La cara oculta de oriente.

Con su novela Estupor y temblores, Amélie Nothomb nos introduce en el Japón empresarial del que, aunque me interesa menos, hay un eco autobiográfico en la novela. El título, que remite a la actitud que debe mantenerse en presencia del Emperador, sintetiza el tema de la obra. Sobre todo el estupor (al fin y al cabo, los temblores son a lo sumo su corolario, si es que no el humor).

Podredumbre empresarial, envidias, zancadillas, arbitrariedad, existen en todas partes. El choque cultural no se halla en la diversidad de sentimientos o conductas, sino en su motivación. A igual estímulo, divergentes reacciones aquí y allá.

Excesiva la dureza de la bronca del gordo a Fubuki, la ninfa que enamora a Amélie (el personaje), violación simbólica sin duda reproducida centenares de veces en la cultura occidental, pero inmensa tolerancia y sumisión niponas por parte de esta; paradójica prohibición de hablar el idioma que ha llevado a la joven a ocupar un puesto en la multinacional, contradictoria caída laboral por un trabajo bien hecho a iniciativa propia, más o menos; terrible frustración femenina en el país, incluso en caso de éxito profesional; curiosas protestas ante la injusticia que repercuten en el beneficio de la madre empresa: Todo esto y algo más, en un par de horas de lectura amena.

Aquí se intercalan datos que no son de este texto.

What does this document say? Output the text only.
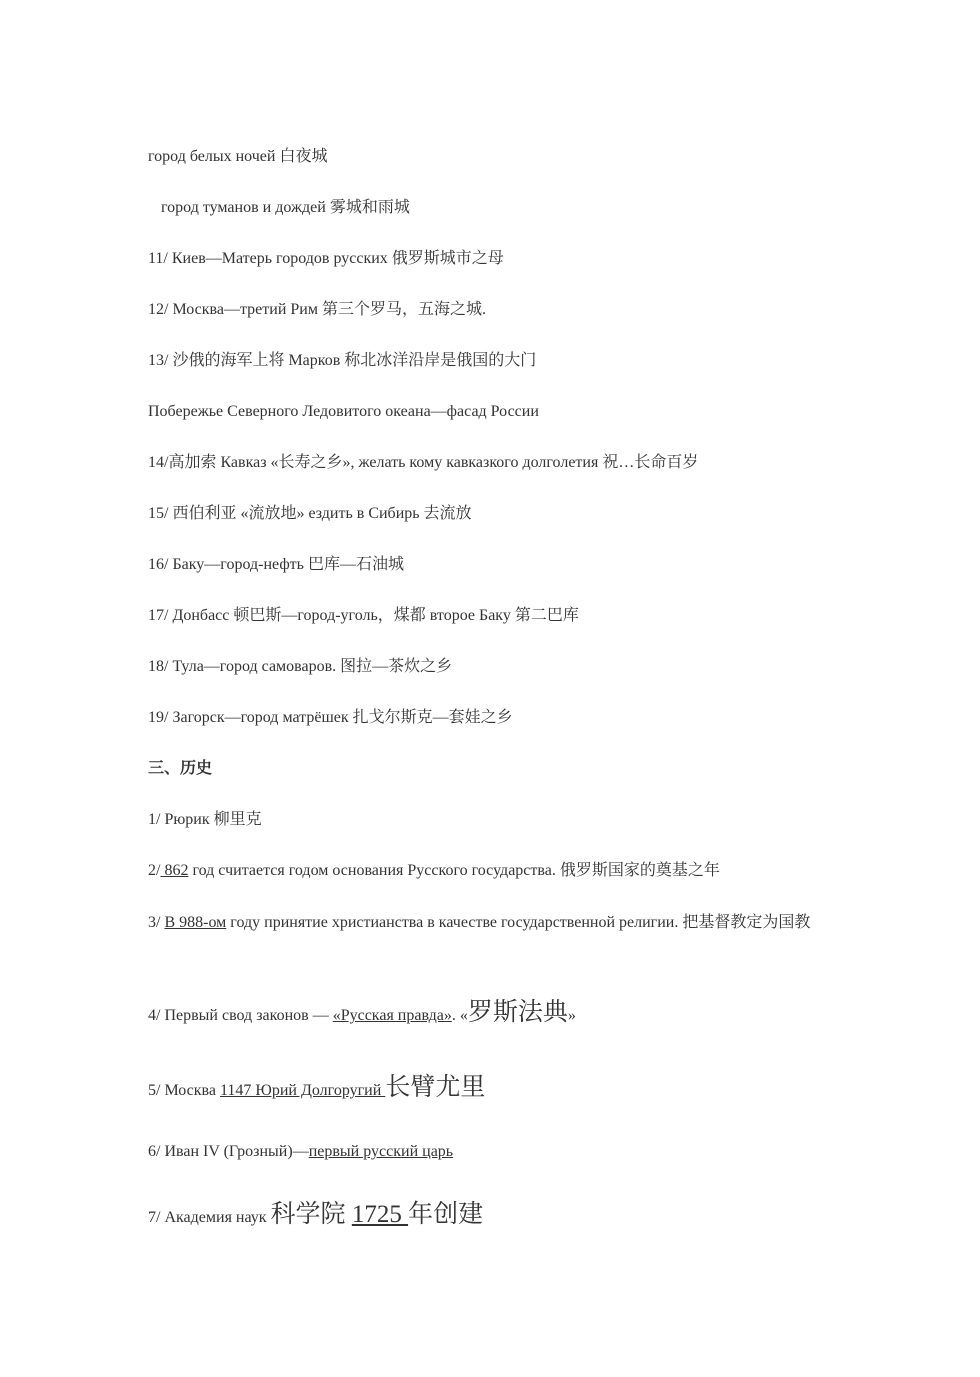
город белых ночей 白夜城
город туманов и дождей 雾城和雨城
11/ Киев—Матерь городов русских 俄罗斯城市之母
12/ Москва—третий Рим 第三个罗马，五海之城.
13/ 沙俄的海军上将 Марков 称北冰洋沿岸是俄国的大门
Побережье Северного Ледовитого океана—фасад России
14/高加索 Кавказ «长寿之乡», желать кому кавказкого долголетия 祝…长命百岁
15/ 西伯利亚 «流放地» ездить в Сибирь 去流放
16/ Баку—город-нефть 巴库—石油城
17/ Донбасс 顿巴斯—город-уголь，煤都 второе Баку 第二巴库
18/ Тула—город самоваров. 图拉—茶炊之乡
19/ Загорск—город матрёшек 扎戈尔斯克—套娃之乡
三、历史
1/ Рюрик 柳里克
2/ 862 год считается годом основания Русского государства. 俄罗斯国家的奠基之年
3/ В 988-ом году принятие христианства в качестве государственной религии. 把基督教定为国教
4/ Первый свод законов — «Русская правда». «罗斯法典»
5/ Москва 1147 Юрий Долгоругий 长臂尤里
6/ Иван IV (Грозный)—первый русский царь
7/ Академия наук 科学院 1725 年创建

No está mal, aunque me costó regalar a cambio La especie elegida.

Vale.

Firmin



Firmin da nombre a dos grandes personajes literarios. El de la novela de Lowry ya mencionada en este blog y la rata humana, demasiado humana, del libro de Sam Savage.

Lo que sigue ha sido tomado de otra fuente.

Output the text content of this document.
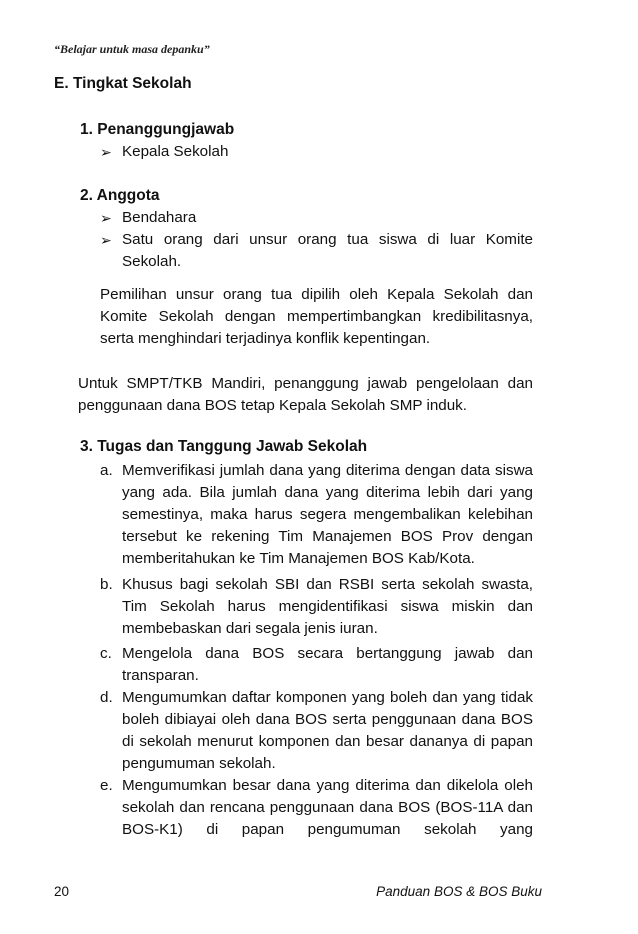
“Belajar untuk masa depanku”
E. Tingkat Sekolah
1. Penanggungjawab
➢ Kepala Sekolah
2. Anggota
➢ Bendahara
➢ Satu orang dari unsur orang tua siswa di luar Komite
Sekolah.
Pemilihan unsur orang tua dipilih oleh Kepala Sekolah dan
Komite Sekolah dengan mempertimbangkan kredibilitasnya,
serta menghindari terjadinya konflik kepentingan.
Untuk SMPT/TKB Mandiri, penanggung jawab pengelolaan dan
penggunaan dana BOS tetap Kepala Sekolah SMP induk.
3. Tugas dan Tanggung Jawab Sekolah
a. Memverifikasi jumlah dana yang diterima dengan data siswa
yang ada. Bila jumlah dana yang diterima lebih dari yang
semestinya, maka harus segera mengembalikan kelebihan
tersebut ke rekening Tim Manajemen BOS Prov dengan
memberitahukan ke Tim Manajemen BOS Kab/Kota.
b. Khusus bagi sekolah SBI dan RSBI serta sekolah swasta,
Tim Sekolah harus mengidentifikasi siswa miskin dan
membebaskan dari segala jenis iuran.
c. Mengelola dana BOS secara bertanggung jawab dan
transparan.
d. Mengumumkan daftar komponen yang boleh dan yang tidak
boleh dibiayai oleh dana BOS serta penggunaan dana BOS
di sekolah menurut komponen dan besar dananya di papan
pengumuman sekolah.
e. Mengumumkan besar dana yang diterima dan dikelola oleh
sekolah dan rencana penggunaan dana BOS (BOS-11A dan
BOS-K1) di papan pengumuman sekolah yang
20	Panduan BOS & BOS Buku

Despierta a la vida consciente el animalillo nacido, por uno de esos azares de la madre naturaleza, en una librería del Boston de los años 60, por devorar no solo en sentido literal los libros del establecimiento. Este ser sabio y frustrado por la imposibilidad de formar parte de la comunidad cultural a la que pertenece pero, a un tiempo, capaz de renunciar a su instinto sin ignorar su condición, pese a cierto zoofílico interés por las hembras descocadas de la especie humana con la fascinación por el cine de telón de fondo, conduce a reflexiones más o menos profundas sobre el ser humano entre guiño y guiño al lector, siempre con la sonrisa en los labios.


Vale.
P.S.: Las divertidas ilustraciones que incluye la edición de Seix Barral son de Fernando Krahn. La más que aceptable traducción, de Ramón Buenaventura.